The Militant(logo) 
    Vol.61/No.45           December 22, 1997 
 
 
25 And 50 Years Ago  
December 22, 1972
LOS ANGELES-A victory was won here Dec. 5 in the fight of women to control their own bodies when a jury of four women and eight men returned a "not guilty" verdict in the case of Carol Downer.

Downer is the codirector of the Feminist Women's Health Center in Los Angeles. Using the testimony of undercover agents sent into the center, city authorities charged Downer with practicing medicine without a license. The charge was based on Downer's use of yogurt as a home remedy for a friend's vaginal yeast infection.

For more than a year, the Feminist Women's Health Center has conducted classes aimed at increasing women's knowledge of their anatomy, reducing their self-consciousness about their bodies, and teaching them basic gynecological care. The center also has an abortion referral service.

The indictment of Downer received a nationwide media coverage, and as a result her defense efforts won significant national support. Downer's supporters attended the five days of trial proceedings. One teacher brought her high school class, mostly Black women, to a session of the trial.

The prosecution's case against Downer began to fall apart when Adah Maurer, a Berkeley child psychologist, testified that Downer was participating in a Western Psychological Association symposium the day that undercover agent Sharyn Dalton claimed Downer had offered her illegal medical aid.

December 22, 1947
CHICAGO, Dec. 16-The campaign to win freedom for James Hickman ended in victory today, when he walked out of Cook County Jail, free to return to his family and his job.

The State had attempted to convict him of murder in the first trial, which ended Nov. 15 with a "hung jury."

Faced with mounting protests from all parts of the country, the State dropped the murder charge this week, and recommended a two years' probationary sentence based on a manslaughter conviction.
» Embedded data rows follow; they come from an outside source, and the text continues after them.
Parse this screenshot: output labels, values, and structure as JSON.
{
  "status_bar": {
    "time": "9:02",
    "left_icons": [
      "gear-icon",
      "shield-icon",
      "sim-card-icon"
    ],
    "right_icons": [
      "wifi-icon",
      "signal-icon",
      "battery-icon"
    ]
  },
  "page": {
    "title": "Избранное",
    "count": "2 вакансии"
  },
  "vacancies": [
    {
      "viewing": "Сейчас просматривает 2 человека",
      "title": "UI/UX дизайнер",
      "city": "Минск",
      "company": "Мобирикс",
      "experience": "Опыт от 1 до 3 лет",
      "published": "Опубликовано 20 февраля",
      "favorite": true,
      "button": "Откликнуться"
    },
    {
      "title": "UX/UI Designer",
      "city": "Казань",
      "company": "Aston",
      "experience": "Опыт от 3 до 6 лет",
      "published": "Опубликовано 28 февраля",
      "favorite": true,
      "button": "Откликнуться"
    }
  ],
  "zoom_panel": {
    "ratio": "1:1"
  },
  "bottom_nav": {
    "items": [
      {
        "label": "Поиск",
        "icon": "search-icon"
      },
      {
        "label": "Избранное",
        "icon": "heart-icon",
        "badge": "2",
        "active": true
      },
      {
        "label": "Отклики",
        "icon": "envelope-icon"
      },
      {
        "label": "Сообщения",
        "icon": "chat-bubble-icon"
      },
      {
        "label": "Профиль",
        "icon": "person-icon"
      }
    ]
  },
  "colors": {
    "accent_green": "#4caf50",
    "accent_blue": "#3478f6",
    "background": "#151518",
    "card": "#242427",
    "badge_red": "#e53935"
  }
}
Under these terms Hickman agreed to plead guilty to the charge of manslaughter.

In his speech recommending probation for Hickman, Assistant State's Attorney Samuel Friedman testified to the powerful public sentiment that had been aroused in the case when he held up a sheaf of letters, resolutions and telegram urging freedom for Hickman that had been received from all parts of the U.S.

Hickman had spent five months in the country jail, without bail on the charge of murdering his landlord, David Coleman, whom he held responsible for the death of his four youngest children in a disastrous attic fire last January.

Hickman had never denied killing Coleman, but the defense movement came to his aid because the real cause of the killing was the intolerable housing conditions under which he had suffered and the criminal actions of the landlord.